Methods We reviewed the respiratory component of the medical scheme and evaluated its design and implementation. We reviewed 91 completed medical forms, 257 chest x-rays (CXRs) and 260 spirograms and surveyed the spirometry equipment and training of providers. We interviewed employer and trades union representatives.

Results Medicals had become focussed on fitness for work rather than surveillance. Some forms were poorly completed and the questions were inadequate to evaluate respiratory health.

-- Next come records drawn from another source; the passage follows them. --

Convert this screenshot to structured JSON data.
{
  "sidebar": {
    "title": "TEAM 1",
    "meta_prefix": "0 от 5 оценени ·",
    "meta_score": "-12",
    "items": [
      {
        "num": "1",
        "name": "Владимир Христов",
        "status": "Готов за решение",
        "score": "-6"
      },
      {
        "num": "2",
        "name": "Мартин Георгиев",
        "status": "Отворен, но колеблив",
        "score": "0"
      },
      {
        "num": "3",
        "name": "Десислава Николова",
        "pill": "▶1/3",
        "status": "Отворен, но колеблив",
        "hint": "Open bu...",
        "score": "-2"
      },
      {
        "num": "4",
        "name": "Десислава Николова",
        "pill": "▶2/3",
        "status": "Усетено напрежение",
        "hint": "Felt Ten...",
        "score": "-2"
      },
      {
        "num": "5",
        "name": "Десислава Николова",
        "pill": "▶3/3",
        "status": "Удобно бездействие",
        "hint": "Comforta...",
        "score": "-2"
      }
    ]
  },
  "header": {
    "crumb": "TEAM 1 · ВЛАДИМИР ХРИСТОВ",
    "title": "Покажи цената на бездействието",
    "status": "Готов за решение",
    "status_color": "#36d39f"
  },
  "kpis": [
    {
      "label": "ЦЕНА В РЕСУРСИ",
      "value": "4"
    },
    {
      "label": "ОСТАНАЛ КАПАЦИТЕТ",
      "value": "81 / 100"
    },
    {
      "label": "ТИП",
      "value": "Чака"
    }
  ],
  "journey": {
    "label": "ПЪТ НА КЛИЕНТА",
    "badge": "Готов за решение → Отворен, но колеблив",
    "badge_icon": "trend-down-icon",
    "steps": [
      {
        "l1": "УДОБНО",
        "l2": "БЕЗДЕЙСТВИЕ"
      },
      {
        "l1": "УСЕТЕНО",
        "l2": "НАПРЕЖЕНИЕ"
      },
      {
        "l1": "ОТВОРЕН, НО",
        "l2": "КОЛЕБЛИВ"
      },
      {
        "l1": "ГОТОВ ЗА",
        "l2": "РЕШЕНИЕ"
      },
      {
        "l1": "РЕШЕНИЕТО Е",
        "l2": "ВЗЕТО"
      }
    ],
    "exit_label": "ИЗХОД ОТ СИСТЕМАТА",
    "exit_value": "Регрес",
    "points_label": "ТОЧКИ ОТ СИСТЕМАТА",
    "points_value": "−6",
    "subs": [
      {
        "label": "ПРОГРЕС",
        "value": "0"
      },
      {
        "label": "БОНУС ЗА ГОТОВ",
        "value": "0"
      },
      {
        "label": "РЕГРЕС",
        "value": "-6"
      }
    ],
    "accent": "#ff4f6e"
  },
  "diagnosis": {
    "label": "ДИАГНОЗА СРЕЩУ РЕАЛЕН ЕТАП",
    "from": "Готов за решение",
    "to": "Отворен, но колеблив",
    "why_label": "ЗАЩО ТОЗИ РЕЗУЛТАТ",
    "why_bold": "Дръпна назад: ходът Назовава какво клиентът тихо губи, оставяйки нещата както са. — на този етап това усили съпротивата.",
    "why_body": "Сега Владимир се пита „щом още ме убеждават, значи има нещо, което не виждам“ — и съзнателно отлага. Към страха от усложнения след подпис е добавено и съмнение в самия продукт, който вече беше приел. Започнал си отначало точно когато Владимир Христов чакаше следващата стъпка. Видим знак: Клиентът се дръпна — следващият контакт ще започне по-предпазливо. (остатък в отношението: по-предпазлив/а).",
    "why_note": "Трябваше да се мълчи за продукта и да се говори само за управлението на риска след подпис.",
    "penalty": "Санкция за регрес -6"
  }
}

The criteria to trigger a CXR were unclear. Only 25% of the CXRs ‘good’ under the ILO classification scheme. 18 of the CXRs showed Category 1 simple pneumoconiosis, only two were identified in the original radiology reports.

40% of the spirograms had not been performed to ATS/ERS standards and were uninterpretable. We identified 30 abnormal spirograms of which only 1 had been identified in the medical report. The survey of spirometry providers identified poor knowledge of the equipment, poor quality control processes and inadequate training.

Discussion An effective scheme needed to more clearly articulated its surveillance purpose and to be reviewed on a regular basis.We recommended that a smaller number of experienced doctors trained and approved to undertake these assessments. The scheme needed better spirometry testing and interpretation, a better CXR referral process, improved CXR interpretation and reporting using the ILO criteria. Clinical guidelines were needed to inform diagnosis and management of CMDLD. Medical screening and surveillance is not a substitute for effective dust control, which is the primary protection against CWP. This is particularly important because it can progress even after dust exposure has ceased. These findings have implications for medical screening in other industries.